Paragraaf 175 was een artikel in het Duitse Wetboek van Strafrecht dat geslachtsverkeer tussen twee mannen verbood. In eerdere versies verbood het artikel ook bestialiteit. Het artikel werd in 1871 ingevoerd met het Wetboek van strafrecht van de Noord-Duitse Bond, dat per 1 januari 1872 van kracht werd voor het gehele Duitse Keizerrijk. Na de hereniging van Oost- en West-Duitsland werd paragraaf 175 op 10 maart 1994 afgeschaft.

Geschiedenis

Paragraaf 175 werd in 1871 geïntroduceerd in het Wetboek van Strafrecht van de Noord-Duitse Bond; in de jaren 90 van de negentiende eeuw probeerden seksuele hervormers het artikel met de hulp van August Bebel af te schaffen, maar een petitie met dit doel werd in 1898 verworpen door de Rijksdag. In 1929 besloot een parlementaire commissie met steun van de Communistische partij en de Duitse Democratische Partij het wetsartikel af te schaffen, maar de opkomst van het nationaalsocialisme verhinderde dat de paragraaf ook daadwerkelijk geschrapt werd.

In 1935 werd het artikel uitgebreid door de nazi's, zodat rechters ook straffen konden opleggen voor homoseksuele handelingen zonder daadwerkelijk fysiek contact, zoals naast elkaar masturberen. In dat jaar steeg het aantal veroordelingen naar 8000, terwijl er in het voorgaande jaar slechts 10 waren geweest. De Gestapo kreeg de macht om mannen die verdacht werden van homoseksualiteit naar concentratiekampen te deporteren, zelfs wanneer de verdachten al veroordeeld waren door een rechtbank of hun straf al hadden uitgezeten. Tussen de 5000 en 15.000 mannen werden naar concentratiekampen afgevoerd, waar ze als identificatiemiddel een roze driehoek opgespeld kregen. De meerderheid van hen stierf in gevangenschap.

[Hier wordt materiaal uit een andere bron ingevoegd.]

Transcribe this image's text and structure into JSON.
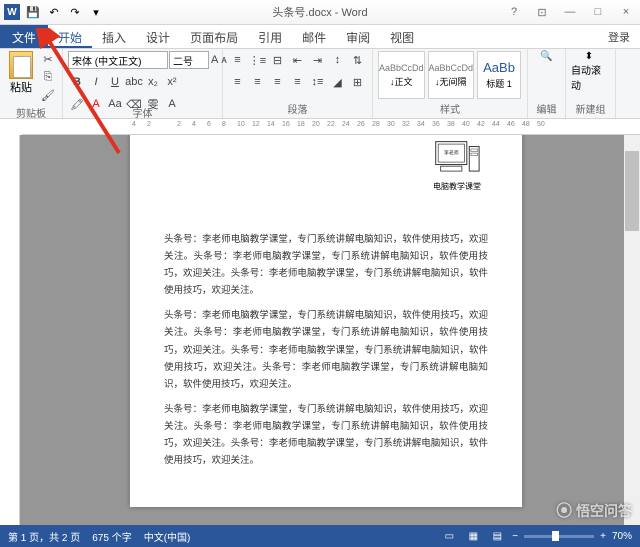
{
  "title": {
    "filename": "头条号.docx",
    "app": "Word"
  },
  "win": {
    "help": "?",
    "restore": "⊡",
    "min": "—",
    "max": "□",
    "close": "×"
  },
  "tabs": {
    "file": "文件",
    "items": [
      "开始",
      "插入",
      "设计",
      "页面布局",
      "引用",
      "邮件",
      "审阅",
      "视图"
    ],
    "active_index": 0,
    "signin": "登录"
  },
  "clipboard": {
    "paste": "粘贴",
    "label": "剪贴板"
  },
  "font": {
    "name": "宋体 (中文正文)",
    "size": "二号",
    "bold": "B",
    "italic": "I",
    "underline": "U",
    "label": "字体"
  },
  "paragraph": {
    "label": "段落"
  },
  "styles": {
    "label": "样式",
    "items": [
      {
        "preview": "AaBbCcDd",
        "name": "↓正文"
      },
      {
        "preview": "AaBbCcDd",
        "name": "↓无间隔"
      },
      {
        "preview": "AaBb",
        "name": "标题 1"
      }
    ]
  },
  "editing": {
    "label": "编辑"
  },
  "newgroup": {
    "auto_scroll": "自动滚动",
    "label": "新建组"
  },
  "ruler": {
    "marks": [
      "4",
      "2",
      "",
      "2",
      "4",
      "6",
      "8",
      "10",
      "12",
      "14",
      "16",
      "18",
      "20",
      "22",
      "24",
      "26",
      "28",
      "30",
      "32",
      "34",
      "36",
      "38",
      "40",
      "42",
      "44",
      "46",
      "48",
      "50"
    ]
  },
  "doc": {
    "header_text": "电脑教学课堂",
    "para1": "头条号：李老师电脑教学课堂，专门系统讲解电脑知识，软件使用技巧，欢迎关注。头条号：李老师电脑教学课堂，专门系统讲解电脑知识，软件使用技巧，欢迎关注。头条号：李老师电脑教学课堂，专门系统讲解电脑知识，软件使用技巧，欢迎关注。",
    "para2": "头条号：李老师电脑教学课堂，专门系统讲解电脑知识，软件使用技巧，欢迎关注。头条号：李老师电脑教学课堂，专门系统讲解电脑知识，软件使用技巧，欢迎关注。头条号：李老师电脑教学课堂，专门系统讲解电脑知识，软件使用技巧，欢迎关注。头条号：李老师电脑教学课堂，专门系统讲解电脑知识，软件使用技巧，欢迎关注。",
    "para3": "头条号：李老师电脑教学课堂，专门系统讲解电脑知识，软件使用技巧，欢迎关注。头条号：李老师电脑教学课堂，专门系统讲解电脑知识，软件使用技巧，欢迎关注。头条号：李老师电脑教学课堂，专门系统讲解电脑知识，软件使用技巧，欢迎关注。"
  },
  "status": {
    "page": "第 1 页，共 2 页",
    "words": "675 个字",
    "lang": "中文(中国)",
    "zoom": "70%",
    "zoom_minus": "−",
    "zoom_plus": "+"
  },
  "watermark": "悟空问答"
}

Na de overwinning van de geallieerden op nazi-Duitsland in 1945 werden de mannen die onder paragraaf 175 veroordeeld waren en binnen de Duitse grenzen zaten niet bevrijd, maar gedwongen om de aan hen vóór de oorlog opgelegde straffen uit te zitten. De DDR verwijderde in 1950 alle nazi-wijzigingen aan het artikel uit haar wetboek, maar in de Bondsrepubliek werden tussen 1945 en 1969 100.000 mannen verdacht van homoseksuele handelingen zoals die gedefinieerd werden in het wetsartikel van de nationaalsocialisten, en 50.000 van hen werden veroordeeld; velen van deze laatste groep pleegden zelfmoord. In 1969 verzachtte de Bondsrepubliek paragraaf 175 naar een leeftijdsgrens van 21 jaar; de grens werd bijgesteld naar 18 in 1973, en uiteindelijk werd de gehele paragraaf in 1994 afgeschaft.

Achtergrond

Het verbranden van homoseksuelen buiten de stadsmuren van Zürich

In de tweede helft van de 13e eeuw veranderde de status van sodomie drastisch. Hoewel anale seks tussen mannen al langer als een zonde beschouwd werd, voerden Europese landen nu voor het eerst wetgeving in die sodomie tegen moest gaan en het met de dood bestrafte.

In 1532 legde keizer Karel V de funderingen voor wetgeving op dit gebied die tot aan het eind van de 17e eeuw ingevoerd zou blijven in het Heilige Roomse Rijk. Paragraaf 116 van die wet, stelt:

De straf voor onkuisheid die tegen de natuur ingaat. Wanneer er een onkuise daad plaatsvindt, een mens met een beest, een man met een man, een vrouw met een vrouw, dan verliezen zij het recht om te leven. En zij moeten, zoals het gewoon is, door middel van het vuur van het leven de dood ingedreven worden.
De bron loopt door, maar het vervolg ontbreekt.